In the memoir, Presley described mourning her father, Elvis similarly. She said she felt a sense of closeness to his body, instead of fear.
Presley was just 9 when Elvis died. His body lay in state in Graceland’s music room. “I went down to where he was lying in the casket, just to be with him, to touch his face and hold his hand, to talk to him,” the book reads.
“I asked him, ‘Why is this happening? Why are you doing this?’”
Riley Keough said she felt ‘frustrated’ toward Elvis Presley when she was younger
Elvis Presley was an enigma for Riley Keough, as he died years before she was born. Keough explained she didn’t understand her mother’s feelings about losing her father. It appears that Presley never fully got over his death.
“I had a mother who was kind of feeling like ‘how could you leave me’ in a sense, and I lived with that,” she said. “I was young, but I kind of related him to causing my mother to feel pain, so I remember being young and feeling frustrated that he did that.”
Keough inherited Graceland after her mother’s death.

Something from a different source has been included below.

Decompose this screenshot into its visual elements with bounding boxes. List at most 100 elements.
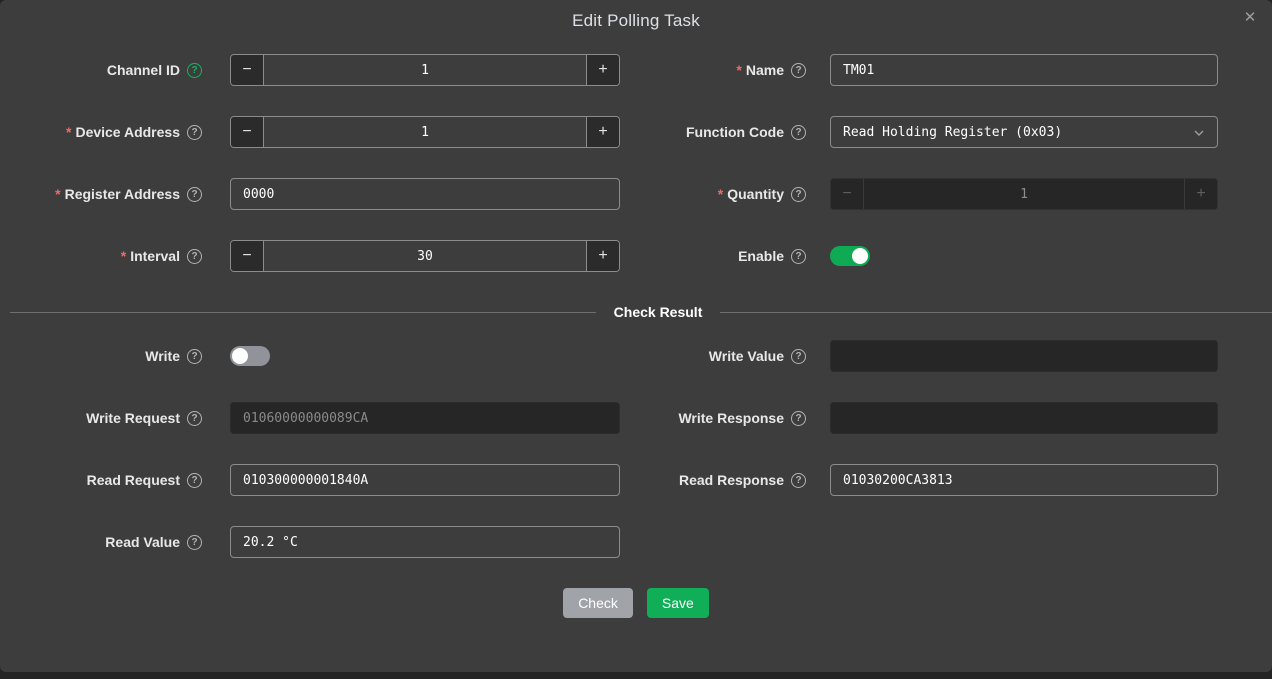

She now oversees the important historical home and irreplaceable treasures that draw half a million visitors each year to Memphis, Tennessee.
However, the home doesn’t appear to give Keough the same comfort it did her mother. Presley said in many different interviews that Graceland always felt at home when she would visit. It was one of the main reasons she continued to spend holidays in Memphis when she lived in California.
“I don’t want to come here usually, and I have to sort of force myself to come,” Keough told Winfrey. “And then once I’m here, I really feel a sense of closeness when I go sit in the meditation garden.”
Riley Keough’s interview with Oprah Winfrey aired on CBS. It can be streamed on Paramount Plus.